The Williams sisters’ success motivated many to play a sport they may not have otherwise considered. At the 2020 US Open, there were a record 12 Black women, nearly 10% of the field, in the singles draw. Teenager Robin Montgomery was among the group, and she didn’t hesitate in discussing the influence the sisters’ had on her life when talking to ESPN before the tournament.
“Of course Serena and Venus have been my role models since I was young,” she said. “My goal is to have the chance to inspire the younger generations the way Serena and Venus were able to inspire my generation and so many other generations.”
Throughout her storied career, Serena Williams has been so much more than “just” a tennis player. She is a single-named pop-culture icon, celebrated businesswoman, frequent magazine cover star and powerful advocate for racial and gender equality. Osaka has followed the path Williams paved, while finding her own voice and identity.
Williams’ legacy is about far more than trophies and records and aces, although those have been impressive. It should hardly be surprising when we watch Osaka discuss gender equality during a post-match press conference, as she did Thursday — she is not afraid to take a stand because she has seen it been done countless times before.
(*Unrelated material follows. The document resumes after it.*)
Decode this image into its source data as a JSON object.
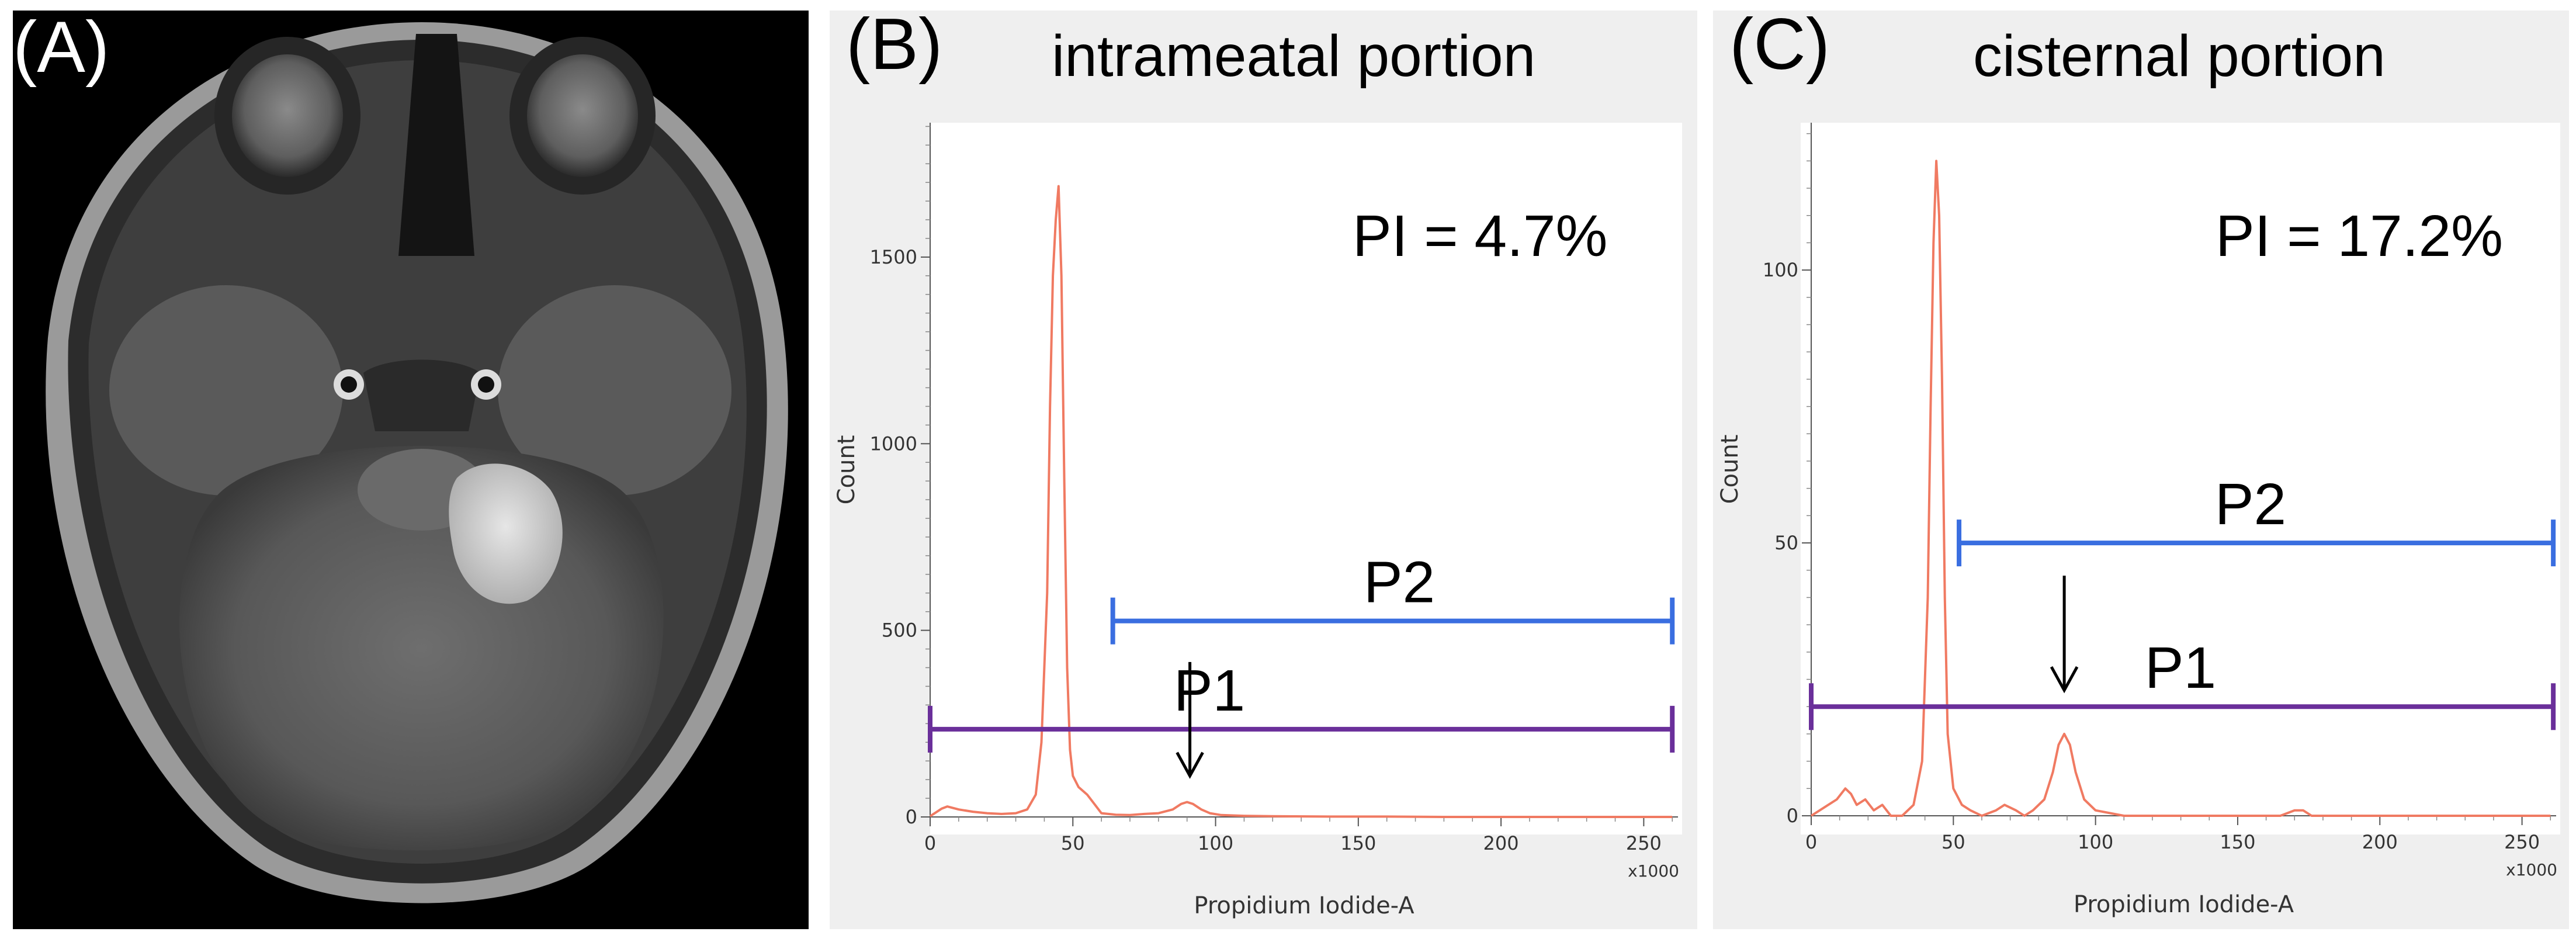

Osaka will look to add to her trophy case Saturday as she vies for her fourth career Slam title. Williams will have to wait for her next chance to win another, if she plans on continuing to play. She took to Instagram later on Thursday, posting a picture of herself wearing one of her signature Nike T-shirts and standing with her arms outstretched alongside a note to the Australian fans.
“I am so honored to be able to play in front of you all,” part of her post said. “Your support — your cheers, I only wish I could have done better for you today. I am forever in debt and grateful to each and every single one of you. I love you. I love you. I love you. I adore you.”
Many will undoubtedly speculate about the post and Thursday’s events, but it will be up to Williams alone to decide when the time has come to walk away. She more than deserves that. But when asked about the eventual end of Williams’ legendary career, Osaka seemed to speak for all of Williams’ fans.
“It’s kind of sad when you say it like that because for me, I want her to play forever,” she said. “That’s the little kid in me.”